Nicholas II and his family initially lived in a degree of comfort in a mansion in Tobolsk. But following the Bolshevik revolution in October 1917, conditions worsened and they were held as virtual prisoners.
They were then transferred to Yekaterinburg in late April 1918 ahead of their execution.
"It's possible that the tsar compiled this album after he arrived in exile" in Tobolsk, Okuntsov said.
"It seems likely that in 1916 he would not have time for this: he was almost constantly at the general headquarters of the armed forces. But then he found himself with nothing to do and got to work on the album in Tobolsk, this is possible."
Okuntsov said he first came across the album in the museum's archives in the 1980s when it would have been unthinkable to exhibit the photographs.
Since the 1990s, with the wave of interest in the tsar's family, he said he had followed publications but only seen a handful of the photographs replicated elsewhere. When Tsar Nicholas's diaries were published, he used them to pinpoint the chronology and locations.
"Altogether there are 210 photographs, in good condition. Only one was taken in 1917, where the Duchesses have closely cropped hair" after suffering from illness, said Okuntsov.

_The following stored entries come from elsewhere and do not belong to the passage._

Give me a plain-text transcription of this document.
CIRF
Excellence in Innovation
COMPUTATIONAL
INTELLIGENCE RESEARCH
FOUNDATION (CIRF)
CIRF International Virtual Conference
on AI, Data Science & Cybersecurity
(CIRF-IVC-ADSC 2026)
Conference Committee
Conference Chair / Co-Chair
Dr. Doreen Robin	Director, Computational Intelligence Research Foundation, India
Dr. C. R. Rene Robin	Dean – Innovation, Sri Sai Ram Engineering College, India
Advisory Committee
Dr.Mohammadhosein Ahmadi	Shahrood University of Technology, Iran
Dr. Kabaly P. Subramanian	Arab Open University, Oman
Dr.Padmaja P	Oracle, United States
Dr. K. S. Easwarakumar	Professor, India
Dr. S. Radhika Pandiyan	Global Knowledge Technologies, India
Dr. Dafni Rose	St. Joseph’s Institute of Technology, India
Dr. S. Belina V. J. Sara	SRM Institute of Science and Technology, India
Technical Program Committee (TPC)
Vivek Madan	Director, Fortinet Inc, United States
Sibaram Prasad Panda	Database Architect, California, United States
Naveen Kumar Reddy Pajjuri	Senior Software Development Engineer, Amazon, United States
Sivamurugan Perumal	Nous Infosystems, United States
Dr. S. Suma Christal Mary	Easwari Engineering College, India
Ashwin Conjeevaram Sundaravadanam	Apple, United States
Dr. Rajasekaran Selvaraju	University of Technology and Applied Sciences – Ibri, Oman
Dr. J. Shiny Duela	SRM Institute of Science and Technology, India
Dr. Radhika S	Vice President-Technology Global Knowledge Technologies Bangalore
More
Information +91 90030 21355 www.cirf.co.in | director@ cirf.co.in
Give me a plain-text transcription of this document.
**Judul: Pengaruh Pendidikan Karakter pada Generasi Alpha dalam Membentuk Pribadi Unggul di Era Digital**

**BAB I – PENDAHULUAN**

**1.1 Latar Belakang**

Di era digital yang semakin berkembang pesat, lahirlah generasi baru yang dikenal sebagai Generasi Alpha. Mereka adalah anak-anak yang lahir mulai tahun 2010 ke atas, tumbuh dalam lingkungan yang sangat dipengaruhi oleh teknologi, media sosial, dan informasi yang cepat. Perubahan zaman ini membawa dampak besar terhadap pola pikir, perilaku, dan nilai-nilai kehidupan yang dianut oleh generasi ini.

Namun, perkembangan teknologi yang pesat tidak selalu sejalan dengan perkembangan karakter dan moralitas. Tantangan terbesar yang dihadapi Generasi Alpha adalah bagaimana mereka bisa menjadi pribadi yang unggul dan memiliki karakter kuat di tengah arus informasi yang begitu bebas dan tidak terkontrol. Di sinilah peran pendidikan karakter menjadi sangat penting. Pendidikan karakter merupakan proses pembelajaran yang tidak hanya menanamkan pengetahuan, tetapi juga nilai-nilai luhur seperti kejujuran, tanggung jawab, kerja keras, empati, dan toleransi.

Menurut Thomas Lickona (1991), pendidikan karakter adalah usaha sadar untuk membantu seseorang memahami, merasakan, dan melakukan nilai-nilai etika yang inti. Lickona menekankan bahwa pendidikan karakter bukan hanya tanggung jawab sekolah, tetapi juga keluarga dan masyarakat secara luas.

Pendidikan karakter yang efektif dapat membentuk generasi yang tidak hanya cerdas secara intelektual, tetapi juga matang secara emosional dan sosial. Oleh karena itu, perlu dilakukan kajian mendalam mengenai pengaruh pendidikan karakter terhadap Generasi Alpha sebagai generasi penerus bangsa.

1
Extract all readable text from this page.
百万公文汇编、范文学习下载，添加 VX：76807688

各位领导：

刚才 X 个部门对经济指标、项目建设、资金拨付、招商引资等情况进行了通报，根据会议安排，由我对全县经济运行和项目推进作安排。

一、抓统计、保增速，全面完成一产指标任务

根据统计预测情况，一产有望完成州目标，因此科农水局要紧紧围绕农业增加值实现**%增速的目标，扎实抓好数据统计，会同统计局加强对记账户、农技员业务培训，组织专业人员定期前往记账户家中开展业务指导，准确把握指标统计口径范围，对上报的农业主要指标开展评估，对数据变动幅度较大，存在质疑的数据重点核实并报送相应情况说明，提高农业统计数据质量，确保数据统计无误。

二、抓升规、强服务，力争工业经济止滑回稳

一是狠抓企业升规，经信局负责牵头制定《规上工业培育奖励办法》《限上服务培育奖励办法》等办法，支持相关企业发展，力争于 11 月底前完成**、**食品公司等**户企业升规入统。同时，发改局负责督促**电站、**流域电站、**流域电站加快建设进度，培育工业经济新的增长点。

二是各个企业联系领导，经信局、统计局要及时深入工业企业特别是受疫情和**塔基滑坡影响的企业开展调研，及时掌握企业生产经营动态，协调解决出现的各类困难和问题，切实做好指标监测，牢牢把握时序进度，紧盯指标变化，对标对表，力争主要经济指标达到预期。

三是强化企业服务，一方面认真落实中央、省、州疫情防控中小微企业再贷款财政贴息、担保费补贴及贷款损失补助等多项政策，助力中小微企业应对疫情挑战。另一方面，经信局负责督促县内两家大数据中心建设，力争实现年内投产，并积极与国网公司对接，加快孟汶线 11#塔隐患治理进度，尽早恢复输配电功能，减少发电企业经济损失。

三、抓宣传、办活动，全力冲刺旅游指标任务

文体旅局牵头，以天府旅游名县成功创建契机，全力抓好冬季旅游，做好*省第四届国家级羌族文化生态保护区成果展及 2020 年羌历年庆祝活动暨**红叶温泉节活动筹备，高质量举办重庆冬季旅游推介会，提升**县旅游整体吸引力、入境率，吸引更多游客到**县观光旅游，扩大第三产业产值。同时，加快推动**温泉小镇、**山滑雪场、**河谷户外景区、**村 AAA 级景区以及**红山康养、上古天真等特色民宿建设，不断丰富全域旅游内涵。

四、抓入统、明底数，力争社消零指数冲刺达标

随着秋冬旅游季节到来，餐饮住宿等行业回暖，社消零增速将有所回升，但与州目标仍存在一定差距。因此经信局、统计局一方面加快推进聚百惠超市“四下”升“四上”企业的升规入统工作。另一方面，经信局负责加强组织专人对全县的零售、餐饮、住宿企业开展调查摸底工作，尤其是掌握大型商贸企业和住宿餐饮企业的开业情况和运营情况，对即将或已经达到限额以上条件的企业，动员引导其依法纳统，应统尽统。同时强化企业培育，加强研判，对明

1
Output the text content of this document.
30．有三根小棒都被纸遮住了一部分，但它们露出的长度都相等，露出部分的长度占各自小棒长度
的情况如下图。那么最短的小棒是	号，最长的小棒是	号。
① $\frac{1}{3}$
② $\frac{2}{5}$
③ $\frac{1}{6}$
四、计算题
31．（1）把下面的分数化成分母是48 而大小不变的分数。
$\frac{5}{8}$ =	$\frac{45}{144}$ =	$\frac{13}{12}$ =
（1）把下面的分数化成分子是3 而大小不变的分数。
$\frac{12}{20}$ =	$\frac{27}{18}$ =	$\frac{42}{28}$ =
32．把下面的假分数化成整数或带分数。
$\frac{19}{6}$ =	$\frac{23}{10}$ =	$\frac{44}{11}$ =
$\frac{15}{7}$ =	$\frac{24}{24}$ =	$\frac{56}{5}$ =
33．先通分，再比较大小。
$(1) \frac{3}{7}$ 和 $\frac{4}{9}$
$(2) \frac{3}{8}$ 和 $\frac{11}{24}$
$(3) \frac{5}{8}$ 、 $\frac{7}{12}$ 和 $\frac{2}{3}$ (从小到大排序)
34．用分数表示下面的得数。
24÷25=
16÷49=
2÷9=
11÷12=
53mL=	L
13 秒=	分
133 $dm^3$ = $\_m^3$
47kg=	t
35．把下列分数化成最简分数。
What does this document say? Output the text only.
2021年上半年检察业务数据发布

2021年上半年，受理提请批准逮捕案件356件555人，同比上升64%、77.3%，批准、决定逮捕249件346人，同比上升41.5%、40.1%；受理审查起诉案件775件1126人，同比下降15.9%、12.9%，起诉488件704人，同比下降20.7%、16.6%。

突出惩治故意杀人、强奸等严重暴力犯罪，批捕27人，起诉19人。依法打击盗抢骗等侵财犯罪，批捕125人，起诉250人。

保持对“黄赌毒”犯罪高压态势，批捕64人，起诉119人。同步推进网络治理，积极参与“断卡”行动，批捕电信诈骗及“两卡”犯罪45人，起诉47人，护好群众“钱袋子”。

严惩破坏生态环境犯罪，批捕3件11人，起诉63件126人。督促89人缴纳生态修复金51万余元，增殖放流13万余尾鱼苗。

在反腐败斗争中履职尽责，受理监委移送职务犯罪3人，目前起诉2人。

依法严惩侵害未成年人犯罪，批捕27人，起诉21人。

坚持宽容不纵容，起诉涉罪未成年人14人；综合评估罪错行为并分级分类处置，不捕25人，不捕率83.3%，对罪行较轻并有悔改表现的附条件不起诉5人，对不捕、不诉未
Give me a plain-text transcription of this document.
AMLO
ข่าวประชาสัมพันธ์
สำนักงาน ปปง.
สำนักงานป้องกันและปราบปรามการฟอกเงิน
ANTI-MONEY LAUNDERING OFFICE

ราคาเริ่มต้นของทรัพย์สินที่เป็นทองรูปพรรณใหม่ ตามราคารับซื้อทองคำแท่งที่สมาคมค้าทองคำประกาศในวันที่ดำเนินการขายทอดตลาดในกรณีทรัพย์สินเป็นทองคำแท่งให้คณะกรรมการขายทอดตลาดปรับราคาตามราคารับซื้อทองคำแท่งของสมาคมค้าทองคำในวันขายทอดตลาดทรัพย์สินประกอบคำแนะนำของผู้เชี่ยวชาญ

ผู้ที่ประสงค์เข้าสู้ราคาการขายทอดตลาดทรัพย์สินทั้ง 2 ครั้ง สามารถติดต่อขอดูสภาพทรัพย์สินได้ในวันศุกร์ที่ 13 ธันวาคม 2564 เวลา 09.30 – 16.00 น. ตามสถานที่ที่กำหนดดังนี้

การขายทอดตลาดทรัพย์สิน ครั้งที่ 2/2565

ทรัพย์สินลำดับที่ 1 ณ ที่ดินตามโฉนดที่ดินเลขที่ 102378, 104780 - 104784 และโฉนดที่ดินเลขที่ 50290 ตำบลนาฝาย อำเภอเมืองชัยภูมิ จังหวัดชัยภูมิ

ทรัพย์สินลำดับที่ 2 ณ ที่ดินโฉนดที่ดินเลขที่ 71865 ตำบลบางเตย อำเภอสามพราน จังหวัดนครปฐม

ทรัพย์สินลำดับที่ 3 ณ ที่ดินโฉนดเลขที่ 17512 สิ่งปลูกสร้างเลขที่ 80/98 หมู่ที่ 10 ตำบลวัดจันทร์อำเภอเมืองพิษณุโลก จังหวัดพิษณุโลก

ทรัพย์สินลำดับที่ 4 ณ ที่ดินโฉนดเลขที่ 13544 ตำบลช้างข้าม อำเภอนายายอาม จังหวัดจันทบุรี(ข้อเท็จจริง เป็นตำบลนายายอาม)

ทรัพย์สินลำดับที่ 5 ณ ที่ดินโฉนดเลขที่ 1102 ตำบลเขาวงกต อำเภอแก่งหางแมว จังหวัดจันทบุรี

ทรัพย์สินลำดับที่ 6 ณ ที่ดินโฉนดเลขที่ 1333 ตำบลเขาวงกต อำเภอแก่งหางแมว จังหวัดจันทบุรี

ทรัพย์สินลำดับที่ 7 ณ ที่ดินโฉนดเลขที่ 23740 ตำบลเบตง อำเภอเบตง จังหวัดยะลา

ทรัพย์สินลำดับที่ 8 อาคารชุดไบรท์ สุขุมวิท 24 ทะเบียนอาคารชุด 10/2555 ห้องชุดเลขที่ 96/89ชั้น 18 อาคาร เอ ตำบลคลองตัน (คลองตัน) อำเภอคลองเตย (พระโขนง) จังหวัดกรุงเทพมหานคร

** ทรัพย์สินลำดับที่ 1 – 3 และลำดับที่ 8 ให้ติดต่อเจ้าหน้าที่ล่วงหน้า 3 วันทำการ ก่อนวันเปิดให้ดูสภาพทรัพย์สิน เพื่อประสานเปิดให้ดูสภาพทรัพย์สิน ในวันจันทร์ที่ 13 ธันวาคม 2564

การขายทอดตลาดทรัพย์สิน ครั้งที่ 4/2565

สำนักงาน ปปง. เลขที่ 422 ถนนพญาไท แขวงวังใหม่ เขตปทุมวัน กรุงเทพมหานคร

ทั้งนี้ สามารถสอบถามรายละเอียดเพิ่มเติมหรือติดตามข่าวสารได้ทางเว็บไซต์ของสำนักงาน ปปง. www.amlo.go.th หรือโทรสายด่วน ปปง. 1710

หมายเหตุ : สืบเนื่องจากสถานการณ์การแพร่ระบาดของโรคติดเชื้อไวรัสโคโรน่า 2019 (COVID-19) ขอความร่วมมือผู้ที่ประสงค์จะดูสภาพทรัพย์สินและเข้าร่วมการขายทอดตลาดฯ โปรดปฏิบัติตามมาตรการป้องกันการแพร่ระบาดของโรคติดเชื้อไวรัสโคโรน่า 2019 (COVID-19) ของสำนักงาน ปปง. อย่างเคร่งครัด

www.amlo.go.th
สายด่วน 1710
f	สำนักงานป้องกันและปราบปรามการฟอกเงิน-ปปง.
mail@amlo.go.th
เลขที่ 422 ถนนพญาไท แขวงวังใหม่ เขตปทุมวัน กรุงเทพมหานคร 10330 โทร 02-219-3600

The daughters Tatyana and Olga have shaven heads in the photograph taken at Tsarskoye Selo with their father and brother.
These are not formal, technically perfect photographs but appear to have been taken by the tsar and his family, who were keen amateur photographers and who look open and relaxed in front of the camera.
In one, Nicholas II jokingly gives his youngest daughter Anastasia a puff on his cigarette holder.
In another, his son Alexei, clad in a stripy bathing suit, stands in a hole on a river bank as Nicholas II wields a spade in a shabby army uniform.
The most exotic photograph shows Nicholas II and Alexei with an elephant which was taken out of the royal family's private zoo to swim in a pond during a heatwave -- an incident recorded in Nicholas II's diary.